Sur l’air du Beau Danube bleu.

Elle est ensuite rejointe par ses deux acolytes, non sans une certaine inquiétude. Comme dans Simple, ils et elle se découvrent, se jaugent et finissent par tenter ici d’inventer ensemble, en usant d’une gestuelle peu conventionnelle et incongrue, une chorégraphie un peu foutraque sur l’air du Beau Danube bleu de Richard Strauss, un air entonné tout d’abord dans un murmure, puis de plus en plus fort et sur un registre beaucoup plus martial pour finir. On se rappelle que dans Simple, Besame mucho constituait un leitmotiv musical final avant un démontage du plateau en bonne et due forme. Dans Zonder, le plateau sera soumis à plus grande destruction encore, sur l’air du kitchissime Beau Danube Bleu. À coup de masse, de chute de pierre, de scie, de corps passant à travers les cloisons, dans un registre très néo-punk et dadaïste. Pour autant, la danse reste bien présente et qui a vu Simple, retrouve les grands jetés, les pliés bras grands écartés, le pas de cheval, etc., une gestuelle malaxant avec gourmandise classique et contemporain.

La figure de l’idiot.

Avec Zonder, Ayelen Parolin explore une forme d’absurdité élevée au rang de critique de ces conventions théâtrales, chorégraphiques et scénographiques qui finalement escamotent en permanence les ratages et l’imprévisible. Ce en quoi la figure de l’idiot s’impose comme référant dans Zonder d’Ayelen Parolin. Car, ignorant des codes et des conventions, l’idiot n’est jamais ridicule. Débarrassé de tout, il fait dans la simplicité la plus naturelle. Pas de subtils jeux de lumière pour magnifier sa danse et les corps. Pas de musique envoutante non plus, mais le bruit des pas et sauts des danseurs sur le plateau. Au final, dans Zonder d’Ayelen Parolin, tout est à vue en quelque sorte. Même le baissé de rideau.
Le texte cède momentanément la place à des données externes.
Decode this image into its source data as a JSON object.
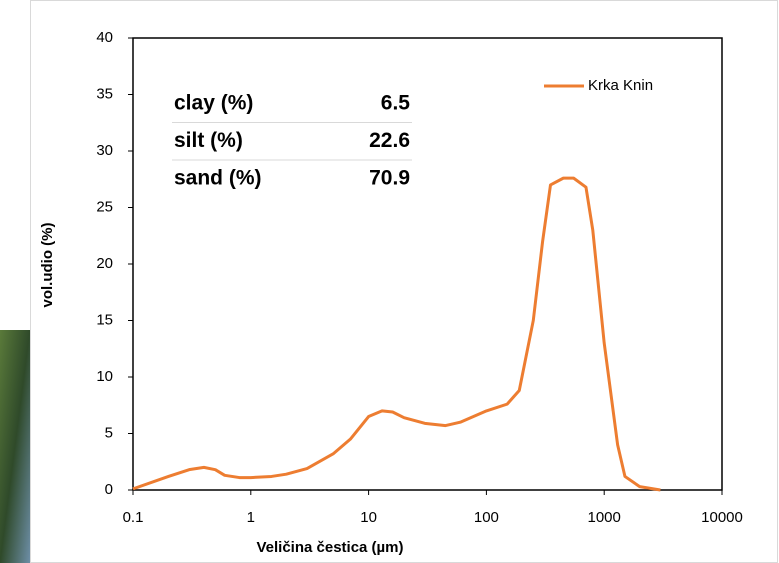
{
  "chart_data": {
    "type": "line",
    "x_label": "Veličina čestica (µm)",
    "y_label": "vol.udio (%)",
    "x": [
      0.1,
      0.2,
      0.3,
      0.4,
      0.5,
      0.6,
      0.8,
      1,
      1.5,
      2,
      3,
      5,
      7,
      10,
      13,
      16,
      20,
      30,
      45,
      60,
      100,
      150,
      190,
      250,
      300,
      350,
      450,
      550,
      700,
      800,
      1000,
      1300,
      1500,
      2000,
      3000
    ],
    "series": [
      {
        "name": "Krka Knin",
        "color": "#ed7d31",
        "values": [
          0.1,
          1.2,
          1.8,
          2.0,
          1.8,
          1.3,
          1.1,
          1.1,
          1.2,
          1.4,
          1.9,
          3.2,
          4.5,
          6.5,
          7.0,
          6.9,
          6.4,
          5.9,
          5.7,
          6.0,
          7.0,
          7.6,
          8.8,
          15,
          22,
          27,
          27.6,
          27.6,
          26.8,
          23,
          13,
          4,
          1.2,
          0.3,
          0
        ]
      }
    ],
    "xlim": [
      0.1,
      10000
    ],
    "xticks": [
      0.1,
      1,
      10,
      100,
      1000,
      10000
    ],
    "xlog": true,
    "ylim": [
      0,
      40
    ],
    "yticks": [
      0,
      5,
      10,
      15,
      20,
      25,
      30,
      35,
      40
    ],
    "legend": "top-right",
    "table": {
      "rows": [
        {
          "label": "clay (%)",
          "value": 6.5
        },
        {
          "label": "silt (%)",
          "value": 22.6
        },
        {
          "label": "sand (%)",
          "value": 70.9
        }
      ]
    }
  }
}
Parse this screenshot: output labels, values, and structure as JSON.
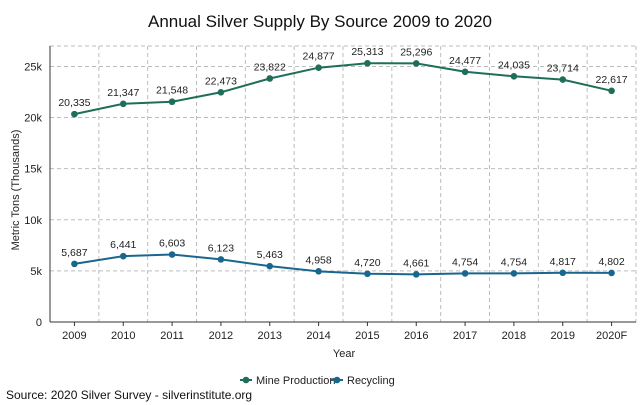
{
  "chart_data": {
    "type": "line",
    "title": "Annual Silver Supply By Source 2009 to 2020",
    "xlabel": "Year",
    "ylabel": "Metric Tons (Thousands)",
    "categories": [
      "2009",
      "2010",
      "2011",
      "2012",
      "2013",
      "2014",
      "2015",
      "2016",
      "2017",
      "2018",
      "2019",
      "2020F"
    ],
    "ylim": [
      0,
      27000
    ],
    "yticks": [
      0,
      5000,
      10000,
      15000,
      20000,
      25000
    ],
    "ytick_labels": [
      "0",
      "5k",
      "10k",
      "15k",
      "20k",
      "25k"
    ],
    "grid": true,
    "legend_position": "bottom-center",
    "series": [
      {
        "name": "Mine Production",
        "color": "#1e6e5a",
        "values": [
          20335,
          21347,
          21548,
          22473,
          23822,
          24877,
          25313,
          25296,
          24477,
          24035,
          23714,
          22617
        ],
        "labels": [
          "20,335",
          "21,347",
          "21,548",
          "22,473",
          "23,822",
          "24,877",
          "25,313",
          "25,296",
          "24,477",
          "24,035",
          "23,714",
          "22,617"
        ]
      },
      {
        "name": "Recycling",
        "color": "#19678f",
        "values": [
          5687,
          6441,
          6603,
          6123,
          5463,
          4958,
          4720,
          4661,
          4754,
          4754,
          4817,
          4802
        ],
        "labels": [
          "5,687",
          "6,441",
          "6,603",
          "6,123",
          "5,463",
          "4,958",
          "4,720",
          "4,661",
          "4,754",
          "4,754",
          "4,817",
          "4,802"
        ]
      }
    ]
  },
  "source": "Source:  2020 Silver Survey - silverinstitute.org"
}
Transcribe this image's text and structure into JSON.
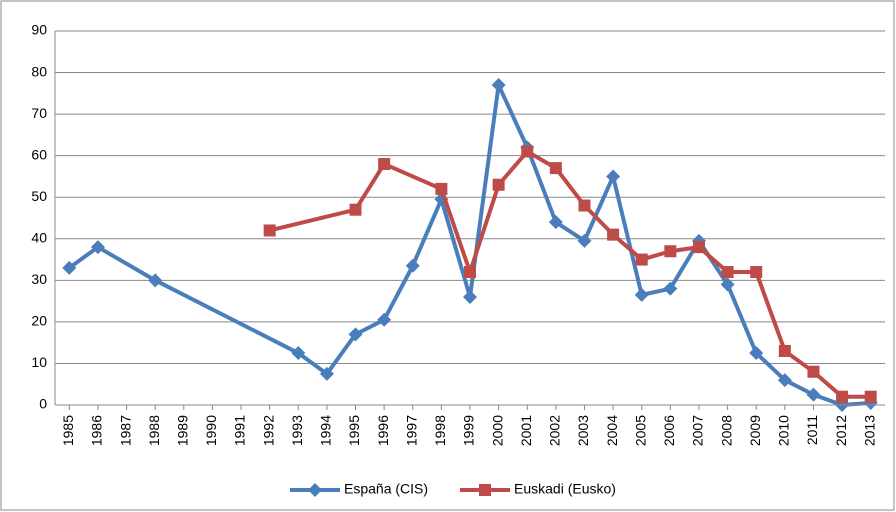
{
  "chart_data": {
    "type": "line",
    "xlim": [
      1984.5,
      2013.5
    ],
    "xticks": [
      1985,
      1986,
      1987,
      1988,
      1989,
      1990,
      1991,
      1992,
      1993,
      1994,
      1995,
      1996,
      1997,
      1998,
      1999,
      2000,
      2001,
      2002,
      2003,
      2004,
      2005,
      2006,
      2007,
      2008,
      2009,
      2010,
      2011,
      2012,
      2013
    ],
    "ylim": [
      0,
      90
    ],
    "yticks": [
      0,
      10,
      20,
      30,
      40,
      50,
      60,
      70,
      80,
      90
    ],
    "grid": true,
    "legend": "bottom",
    "series": [
      {
        "name": "España (CIS)",
        "color": "#4a7ebb",
        "marker": "diamond",
        "x": [
          1985,
          1986,
          1988,
          1993,
          1994,
          1995,
          1996,
          1997,
          1998,
          1999,
          2000,
          2001,
          2002,
          2003,
          2004,
          2005,
          2006,
          2007,
          2008,
          2009,
          2010,
          2011,
          2012,
          2013
        ],
        "values": [
          33,
          38,
          30,
          12.5,
          7.5,
          17,
          20.5,
          33.5,
          49.5,
          26,
          77,
          62,
          44,
          39.5,
          55,
          26.5,
          28,
          39.5,
          29,
          12.5,
          6,
          2.5,
          0,
          0.5
        ]
      },
      {
        "name": "Euskadi (Eusko)",
        "color": "#be4b48",
        "marker": "square",
        "x": [
          1992,
          1995,
          1996,
          1998,
          1999,
          2000,
          2001,
          2002,
          2003,
          2004,
          2005,
          2006,
          2007,
          2008,
          2009,
          2010,
          2011,
          2012,
          2013
        ],
        "values": [
          42,
          47,
          58,
          52,
          32,
          53,
          61,
          57,
          48,
          41,
          35,
          37,
          38,
          32,
          32,
          13,
          8,
          2,
          2
        ]
      }
    ]
  }
}
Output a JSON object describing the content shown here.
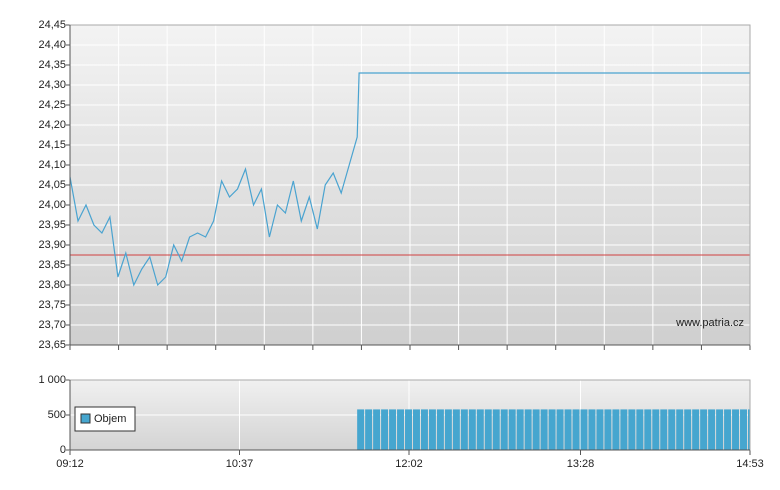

La chorégraphe dit à propos de sa pièce : « C’est dans la convergence des notions d’exaltation, d’exubérance et d’excès que je voudrais que se niche cette création. Avec l’envie d’orchestrer un désordre chorégraphique, de développer un rituel absurde et extravagant, où la musique, le rythme, jouera un rôle essentiel : libérer les performeur·euse·s de leurs “pensées” et leur permettre de plonger dans l’irrationnel et l’imprévisible. »

Certains (dans le public) pourraient s’épuiser de cette exaltation allant crescendo. Ce soir-là, le public de l’Atelier de Paris a accueilli ce Zonder d’Ayelen Parolin, loufoque et réjouissant de bout en bout, avec un bel enthousiasme.

Concept, chorégraphie : Ayelen Parolin / Créé & interprété par : Piet Defrancq, Daan Jaartsveld, Naomi Gibson.

Zonder d’Ayelen Parolin vu le 8/06/2024 au festival June Events à l’Atelier de Paris.